The Indianapolis Star wrote about Daniels' announcement and included this paragraph:
If these are his accomplishments, then let us hit him over the head with them until next November.Daniels talked briefly about what he considered accomplishments so far, including erasing a big budget deficit, imposing higher ethical standards in state government, creating more jobs and paving the way for many new highway projects.
Indiana budget have always been a tricky thing to talk about. Even with our state constitution banning deficit spending, decades ago the General Assembly found ways to finance things off the budget so that the budget was balanced. Daniels' budget is probably no worse than any other - just as Kernan's was not any better than anyone else's.
What Daniels wanted to ignore in 2004 (and we Democrats failed to point out to him) was that any budget in Indiana has been a bipartisan budget - the Republicans have controlled Indiana's Senate most of my life. The Democrats get the House every so often.
Higher ethical standards? How many department heads have left for ethical reasons?
More highway projects? How many have been delayed even after Major Moves? People in Muncie might have a different opinion about more highway projects being completed?
Here is how I see Daniels first term: suggests raises income tax, lets proposal die, sells of Toll Road, brings DST to Indiana, ignores mess created by DST, ignores complaints about DST and Toll Road, ethanol, lets House Republicans push anti-gay marriage amendment to state constitution, goes overseas to find jobs, Honda to build factory in Greensburg, gets Rolls Royce to stay put (or something like that), shoots off mouth about how minority Democrats are car bombers, proposes new toll roads, finds out Hoosier do not like paying tolls and taxes, keeps mouth shut for most of 2007 legislative session, and now is making television commercials about health and fitness.
Some more bits from the Indianapolis Star:
"You will hear straight talk," he said. "If our problems are severe, we will not sugarcoat them. If the solutions we believe are best for Indiana are controversial, we will not flinch in proposing them."
Straight talk? That would be interesting from this guy.

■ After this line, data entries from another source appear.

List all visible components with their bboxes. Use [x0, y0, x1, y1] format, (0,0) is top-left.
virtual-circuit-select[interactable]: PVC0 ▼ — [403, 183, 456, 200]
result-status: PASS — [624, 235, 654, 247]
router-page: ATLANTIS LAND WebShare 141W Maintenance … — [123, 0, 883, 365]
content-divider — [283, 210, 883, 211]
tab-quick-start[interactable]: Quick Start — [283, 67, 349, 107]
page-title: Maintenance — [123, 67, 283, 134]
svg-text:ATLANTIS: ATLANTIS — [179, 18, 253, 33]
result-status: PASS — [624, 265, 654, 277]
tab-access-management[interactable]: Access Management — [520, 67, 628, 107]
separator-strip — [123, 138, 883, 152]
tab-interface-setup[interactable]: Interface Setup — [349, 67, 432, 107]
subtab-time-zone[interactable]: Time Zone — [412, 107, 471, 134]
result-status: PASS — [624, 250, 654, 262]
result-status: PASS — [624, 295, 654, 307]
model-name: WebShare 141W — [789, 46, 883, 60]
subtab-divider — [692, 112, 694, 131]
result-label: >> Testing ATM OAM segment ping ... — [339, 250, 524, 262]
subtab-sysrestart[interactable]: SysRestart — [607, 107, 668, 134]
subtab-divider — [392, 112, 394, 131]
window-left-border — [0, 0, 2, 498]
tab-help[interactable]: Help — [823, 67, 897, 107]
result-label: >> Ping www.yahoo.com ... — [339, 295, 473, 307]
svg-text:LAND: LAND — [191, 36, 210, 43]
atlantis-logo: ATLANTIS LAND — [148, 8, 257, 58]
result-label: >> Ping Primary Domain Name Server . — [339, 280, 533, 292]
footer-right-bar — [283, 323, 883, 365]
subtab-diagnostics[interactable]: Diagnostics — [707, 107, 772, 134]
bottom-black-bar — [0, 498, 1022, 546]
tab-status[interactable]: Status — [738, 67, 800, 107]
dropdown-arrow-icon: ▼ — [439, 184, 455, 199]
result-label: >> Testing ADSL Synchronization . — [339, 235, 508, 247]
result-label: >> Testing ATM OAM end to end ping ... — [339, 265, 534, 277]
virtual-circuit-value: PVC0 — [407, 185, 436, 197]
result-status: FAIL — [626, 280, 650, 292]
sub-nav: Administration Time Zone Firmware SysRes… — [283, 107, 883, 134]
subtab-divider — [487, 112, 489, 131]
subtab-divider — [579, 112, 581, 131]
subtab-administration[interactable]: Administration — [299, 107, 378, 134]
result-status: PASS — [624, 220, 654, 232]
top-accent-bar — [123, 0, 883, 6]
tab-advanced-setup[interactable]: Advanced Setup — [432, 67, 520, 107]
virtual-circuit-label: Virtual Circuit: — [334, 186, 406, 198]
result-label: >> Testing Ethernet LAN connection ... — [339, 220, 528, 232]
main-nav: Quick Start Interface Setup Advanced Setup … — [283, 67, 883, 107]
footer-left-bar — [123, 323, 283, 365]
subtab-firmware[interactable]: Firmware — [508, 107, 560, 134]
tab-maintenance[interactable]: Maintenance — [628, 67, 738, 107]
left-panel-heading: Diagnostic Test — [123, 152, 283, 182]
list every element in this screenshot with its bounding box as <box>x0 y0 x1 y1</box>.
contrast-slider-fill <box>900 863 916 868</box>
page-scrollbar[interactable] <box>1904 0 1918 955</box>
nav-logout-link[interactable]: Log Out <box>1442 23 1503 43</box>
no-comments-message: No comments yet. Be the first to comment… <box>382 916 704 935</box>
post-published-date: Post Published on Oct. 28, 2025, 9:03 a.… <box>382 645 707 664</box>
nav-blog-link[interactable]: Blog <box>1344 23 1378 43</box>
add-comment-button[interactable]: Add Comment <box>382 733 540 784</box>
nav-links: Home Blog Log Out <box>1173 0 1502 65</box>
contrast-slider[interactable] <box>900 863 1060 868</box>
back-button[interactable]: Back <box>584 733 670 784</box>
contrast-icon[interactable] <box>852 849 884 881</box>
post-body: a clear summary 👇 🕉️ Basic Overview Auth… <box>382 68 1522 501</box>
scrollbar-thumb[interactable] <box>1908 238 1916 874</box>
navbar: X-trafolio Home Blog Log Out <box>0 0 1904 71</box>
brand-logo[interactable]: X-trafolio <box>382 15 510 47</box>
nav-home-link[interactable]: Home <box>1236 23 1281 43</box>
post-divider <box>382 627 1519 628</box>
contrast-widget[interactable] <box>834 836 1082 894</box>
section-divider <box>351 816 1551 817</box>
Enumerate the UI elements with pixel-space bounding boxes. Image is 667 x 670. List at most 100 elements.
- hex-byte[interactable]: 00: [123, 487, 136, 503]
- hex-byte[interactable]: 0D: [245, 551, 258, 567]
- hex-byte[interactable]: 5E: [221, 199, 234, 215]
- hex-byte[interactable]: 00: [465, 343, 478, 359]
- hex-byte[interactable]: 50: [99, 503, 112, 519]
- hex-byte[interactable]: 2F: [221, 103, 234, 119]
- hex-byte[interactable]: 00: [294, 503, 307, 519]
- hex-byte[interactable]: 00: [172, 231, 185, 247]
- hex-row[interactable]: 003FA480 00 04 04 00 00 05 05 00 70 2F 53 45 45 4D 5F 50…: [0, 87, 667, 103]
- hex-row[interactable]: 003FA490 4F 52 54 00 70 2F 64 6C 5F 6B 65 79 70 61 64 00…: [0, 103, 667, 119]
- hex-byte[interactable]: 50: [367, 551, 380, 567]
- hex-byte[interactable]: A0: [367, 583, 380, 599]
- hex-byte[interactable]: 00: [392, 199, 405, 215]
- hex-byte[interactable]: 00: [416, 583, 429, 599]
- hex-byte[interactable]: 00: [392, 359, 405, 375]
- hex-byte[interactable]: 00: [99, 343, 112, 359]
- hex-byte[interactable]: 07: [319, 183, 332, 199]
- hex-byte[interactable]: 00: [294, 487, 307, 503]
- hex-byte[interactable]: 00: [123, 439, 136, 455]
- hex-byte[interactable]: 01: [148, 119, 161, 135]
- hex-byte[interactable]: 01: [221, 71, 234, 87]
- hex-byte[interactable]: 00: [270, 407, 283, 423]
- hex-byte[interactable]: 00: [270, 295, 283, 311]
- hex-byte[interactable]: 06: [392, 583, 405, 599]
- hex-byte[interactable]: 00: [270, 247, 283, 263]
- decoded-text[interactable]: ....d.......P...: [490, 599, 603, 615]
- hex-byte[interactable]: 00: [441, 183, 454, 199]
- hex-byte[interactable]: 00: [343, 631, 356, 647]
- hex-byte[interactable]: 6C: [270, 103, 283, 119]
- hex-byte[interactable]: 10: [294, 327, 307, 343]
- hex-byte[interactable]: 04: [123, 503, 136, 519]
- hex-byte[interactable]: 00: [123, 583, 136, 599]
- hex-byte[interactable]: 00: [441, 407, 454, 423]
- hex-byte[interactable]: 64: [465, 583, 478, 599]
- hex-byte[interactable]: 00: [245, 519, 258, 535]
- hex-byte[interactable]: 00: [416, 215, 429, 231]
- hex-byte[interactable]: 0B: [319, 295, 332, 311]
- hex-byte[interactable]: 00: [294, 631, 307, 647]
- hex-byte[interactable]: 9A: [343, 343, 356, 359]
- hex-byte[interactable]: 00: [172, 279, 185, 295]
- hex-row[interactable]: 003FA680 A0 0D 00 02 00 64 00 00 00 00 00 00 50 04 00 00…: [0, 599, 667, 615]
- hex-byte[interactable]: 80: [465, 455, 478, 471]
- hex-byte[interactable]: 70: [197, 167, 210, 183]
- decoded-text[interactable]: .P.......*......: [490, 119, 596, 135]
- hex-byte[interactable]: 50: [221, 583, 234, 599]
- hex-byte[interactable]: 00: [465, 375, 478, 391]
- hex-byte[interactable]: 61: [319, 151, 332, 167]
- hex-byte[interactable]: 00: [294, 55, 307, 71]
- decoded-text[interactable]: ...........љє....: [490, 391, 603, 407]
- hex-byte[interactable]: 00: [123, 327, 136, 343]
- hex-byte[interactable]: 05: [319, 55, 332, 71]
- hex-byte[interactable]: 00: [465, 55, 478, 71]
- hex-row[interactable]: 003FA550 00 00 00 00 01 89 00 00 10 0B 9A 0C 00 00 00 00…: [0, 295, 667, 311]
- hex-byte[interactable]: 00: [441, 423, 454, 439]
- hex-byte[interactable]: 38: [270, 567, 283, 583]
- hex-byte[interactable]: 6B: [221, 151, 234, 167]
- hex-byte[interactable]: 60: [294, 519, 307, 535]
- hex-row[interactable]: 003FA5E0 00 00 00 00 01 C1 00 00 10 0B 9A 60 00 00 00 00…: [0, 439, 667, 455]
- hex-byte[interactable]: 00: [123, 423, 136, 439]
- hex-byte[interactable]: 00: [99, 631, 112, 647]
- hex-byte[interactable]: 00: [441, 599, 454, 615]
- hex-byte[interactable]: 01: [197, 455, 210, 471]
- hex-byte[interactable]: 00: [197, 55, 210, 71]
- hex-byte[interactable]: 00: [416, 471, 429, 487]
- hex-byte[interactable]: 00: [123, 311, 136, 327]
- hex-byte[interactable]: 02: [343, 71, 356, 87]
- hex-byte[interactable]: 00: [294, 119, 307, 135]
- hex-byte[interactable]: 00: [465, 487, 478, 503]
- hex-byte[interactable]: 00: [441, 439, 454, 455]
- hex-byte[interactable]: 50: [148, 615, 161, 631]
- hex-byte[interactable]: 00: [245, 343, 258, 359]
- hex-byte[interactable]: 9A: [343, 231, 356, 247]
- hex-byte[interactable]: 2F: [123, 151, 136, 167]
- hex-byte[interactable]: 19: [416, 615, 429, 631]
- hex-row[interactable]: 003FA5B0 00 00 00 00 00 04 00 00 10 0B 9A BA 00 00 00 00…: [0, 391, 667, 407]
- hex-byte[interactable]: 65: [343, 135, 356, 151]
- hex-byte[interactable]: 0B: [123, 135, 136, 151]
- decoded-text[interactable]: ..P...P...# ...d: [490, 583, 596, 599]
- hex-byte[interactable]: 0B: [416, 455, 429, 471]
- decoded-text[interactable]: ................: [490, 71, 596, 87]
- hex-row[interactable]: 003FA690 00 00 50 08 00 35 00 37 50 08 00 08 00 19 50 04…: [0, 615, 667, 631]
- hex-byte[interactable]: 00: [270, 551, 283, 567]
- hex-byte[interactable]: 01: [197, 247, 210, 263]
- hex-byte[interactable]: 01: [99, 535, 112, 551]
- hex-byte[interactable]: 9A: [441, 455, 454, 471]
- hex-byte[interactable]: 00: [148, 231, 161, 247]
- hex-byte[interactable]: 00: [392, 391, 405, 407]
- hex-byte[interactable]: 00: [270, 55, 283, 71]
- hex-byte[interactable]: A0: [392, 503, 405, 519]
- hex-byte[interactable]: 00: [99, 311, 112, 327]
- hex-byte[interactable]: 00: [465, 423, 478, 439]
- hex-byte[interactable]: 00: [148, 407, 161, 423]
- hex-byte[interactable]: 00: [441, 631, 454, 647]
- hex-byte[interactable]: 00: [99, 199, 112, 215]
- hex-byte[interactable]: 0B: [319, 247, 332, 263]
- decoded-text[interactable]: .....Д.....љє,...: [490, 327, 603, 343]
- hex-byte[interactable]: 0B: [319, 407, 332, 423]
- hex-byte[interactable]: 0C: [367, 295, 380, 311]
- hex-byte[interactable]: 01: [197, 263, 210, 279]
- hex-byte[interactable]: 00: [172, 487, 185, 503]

He makes the decisions and tell us to take them. So far, he has not only flinched from his controversial solutions that might be best for Indiana. Those proposals were:
- Reforming local government - getting rid of township government
- A state constitutional convention - mentioned briefly in first campaign and disappeared.
- Genuine property tax reform.
I want to add education to the list of proposals avoided by Mitch Daniels. Not that I think education is controversial and so it is not on the list above. It could be if Daniels (and our other state leaders did what I propose for Daniels) would use his pulpit as a bully pulpit for change in this state. Any real change in this state requires a change in how we view education. I see too many people still who think that a high school diploma suffices for good employment. Too many people who tell their children that a college education is good for nothing real.
Daniels could attack that thinking but has not. Why not? Is Hoosier culture really something too big for him to attack? Or is this outside of his definition of change? If so, then why is only privatization within that definition?
I do want to pick apart this paragraph:
Daniels said many Democrats had embraced his agenda of change, but Jennifer Wagner, spokeswoman for the state Democratic Party, said many had not.If Daniels is saying that Democrats want a change in this state, then he is probably more correct than he usually is in his pronouncements. I am one Democrat who wants to see better jobs, a diversified economy, less of a brain drain and more encouraging of local talent, maybe an overhaul of state government from top to bottom so that it reflects 2007 more than 1851, and a Democrat as Governor in 2009. (I would also like to see the end of class basketball and those who dreamt up that idea cast out from Indiana forever, but I am not holding my breath on that.)
Since I doubt Daniels meant his pronouncement as I just interpreted it, he must think that Democrats adhere to his agenda. That is so outrageous to make me think one of these solution must be true: 1) Daniels does not read his poll numbers because he is an idiot; 2) knows The Truth from another source such as voices in his head which makes him as delusional as his former boss in Washington, or 3) he still is smoking pot. One more just can to my mind: the heat got to him.
I do not think that majority of Republicans like Daniels' agenda of change for change's sake, his belief that calling something change (or good or what positive term you can remember him using for errant nonsense if viewed objectively) makes it a change. I cannot believe that anyone can find a Democrat buying into Daniels' agenda. That is how I interpret, Jen Wagner's response - that we Democrats want change but not what Daniels' calls change.
Consider that the majority of voters here do not vote. We need to give them an alternative to Daniels. That alternative must b e something more than a Republican Lite. Yes, that worked for Evan Bayh but time has passed for being content with just being elected. That attitude encourages apathy when needing action.
We need better ideas expressed better than how Daniels expresses his ideas. Daniels can be beat. It just will take some work.